Fact: The only Islamist terrorist attack prevented by the U.S. government prior to September 11, 2001, was the attempt to blow up Los Angeles International Airport by Ahmed Ressam, a Montrealer caught on the Washington/British Columbia frontier by an alert official who happened to notice he seemed a little sweaty. A different guard, a cooler Islamist, and it might just have been yet another routine unrecorded border crossing.

So, when the September 11 Commission starts saying there’s “no way” something can happen when it happens every single day of the week, you start to wonder what exactly is the point of an official investigation so locked-in to pre-set conclusions.

For example, they seemed oddly determined to fix June 3, 2000, as the official date of Atta’s first landing on American soil — though there were several alleged sightings of him before, including a bizarre story he had trained at Maxwell/Gunter Air Force Base in Montgomery, Ala. Atta was a very mobile guy in the years before September 11, shuttling between Germany, Spain, Afghanistan, the Czech Republic, the Netherlands, the Philippines with effortless ease. I’ve no hard evidence of where he was in, say, April 2000. The period between late 1999 and May 2000 is, in many ways, a big blur. He might have been in Germany — or in Florida, attempting to get a U.S. Farm Service Agency loan for the world’s biggest crop duster, as reported by Agriculture Department official Johnell Bryant, local bank officials and others.

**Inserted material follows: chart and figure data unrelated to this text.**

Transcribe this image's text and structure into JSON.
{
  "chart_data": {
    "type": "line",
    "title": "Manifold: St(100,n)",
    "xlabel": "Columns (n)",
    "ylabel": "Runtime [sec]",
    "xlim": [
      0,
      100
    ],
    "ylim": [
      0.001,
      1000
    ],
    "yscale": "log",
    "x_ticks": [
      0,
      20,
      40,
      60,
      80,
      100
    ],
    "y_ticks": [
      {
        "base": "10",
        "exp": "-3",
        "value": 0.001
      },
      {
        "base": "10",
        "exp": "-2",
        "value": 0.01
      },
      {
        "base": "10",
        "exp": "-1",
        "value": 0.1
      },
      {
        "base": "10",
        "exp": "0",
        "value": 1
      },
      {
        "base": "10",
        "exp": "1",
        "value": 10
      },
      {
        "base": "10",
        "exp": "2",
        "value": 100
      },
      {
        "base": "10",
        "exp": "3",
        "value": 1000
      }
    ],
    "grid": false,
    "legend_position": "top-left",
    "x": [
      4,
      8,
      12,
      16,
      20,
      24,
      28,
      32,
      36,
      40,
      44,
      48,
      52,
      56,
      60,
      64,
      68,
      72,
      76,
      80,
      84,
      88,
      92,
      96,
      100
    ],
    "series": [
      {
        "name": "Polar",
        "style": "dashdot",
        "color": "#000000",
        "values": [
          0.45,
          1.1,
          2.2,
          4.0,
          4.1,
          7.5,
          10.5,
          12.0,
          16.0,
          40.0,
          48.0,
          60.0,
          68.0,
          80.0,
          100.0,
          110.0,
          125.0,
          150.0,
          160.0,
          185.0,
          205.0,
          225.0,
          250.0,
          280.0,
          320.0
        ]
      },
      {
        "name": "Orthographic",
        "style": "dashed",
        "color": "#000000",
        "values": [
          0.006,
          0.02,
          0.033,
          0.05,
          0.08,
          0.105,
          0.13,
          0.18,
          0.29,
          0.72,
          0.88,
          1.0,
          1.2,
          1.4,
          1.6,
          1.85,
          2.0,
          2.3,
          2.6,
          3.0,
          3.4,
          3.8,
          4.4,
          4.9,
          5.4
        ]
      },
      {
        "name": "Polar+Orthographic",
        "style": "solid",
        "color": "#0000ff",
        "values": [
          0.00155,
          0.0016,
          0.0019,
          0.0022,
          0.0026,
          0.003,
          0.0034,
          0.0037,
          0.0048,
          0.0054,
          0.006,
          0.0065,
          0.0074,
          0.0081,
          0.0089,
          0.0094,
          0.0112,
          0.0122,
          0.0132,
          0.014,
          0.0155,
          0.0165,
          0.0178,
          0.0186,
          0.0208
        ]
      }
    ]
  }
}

But I do know it’s absurd to suggest he was never in the United States until June 3, 2000, simply because the INS says so.

September 11 was a total government fiasco: INS, CIA, FBI, Federal Aviation Administration, all the hotshot acronyms failed spectacularly. But appoint an official commission and let them issue an official report and suddenly everyone says, oh, well, this is the official version of September 11. If they say something didn’t happen, it can’t possibly have happened.

Readers may recall that I never cared for the commission. There were too many showboating partisan hacks — Richard ben Veniste, Bob Kerrey — who seemed more interested in playing to the rhythms of election season. There was at least one person with an outrageous conflict of interest: Clinton Justice Department honcho Jamie Gorelick, who shouldn’t have been on the commission but instead a key witness. And there were far too many areas where members seemed interested only in facts that supported a predetermined outcome.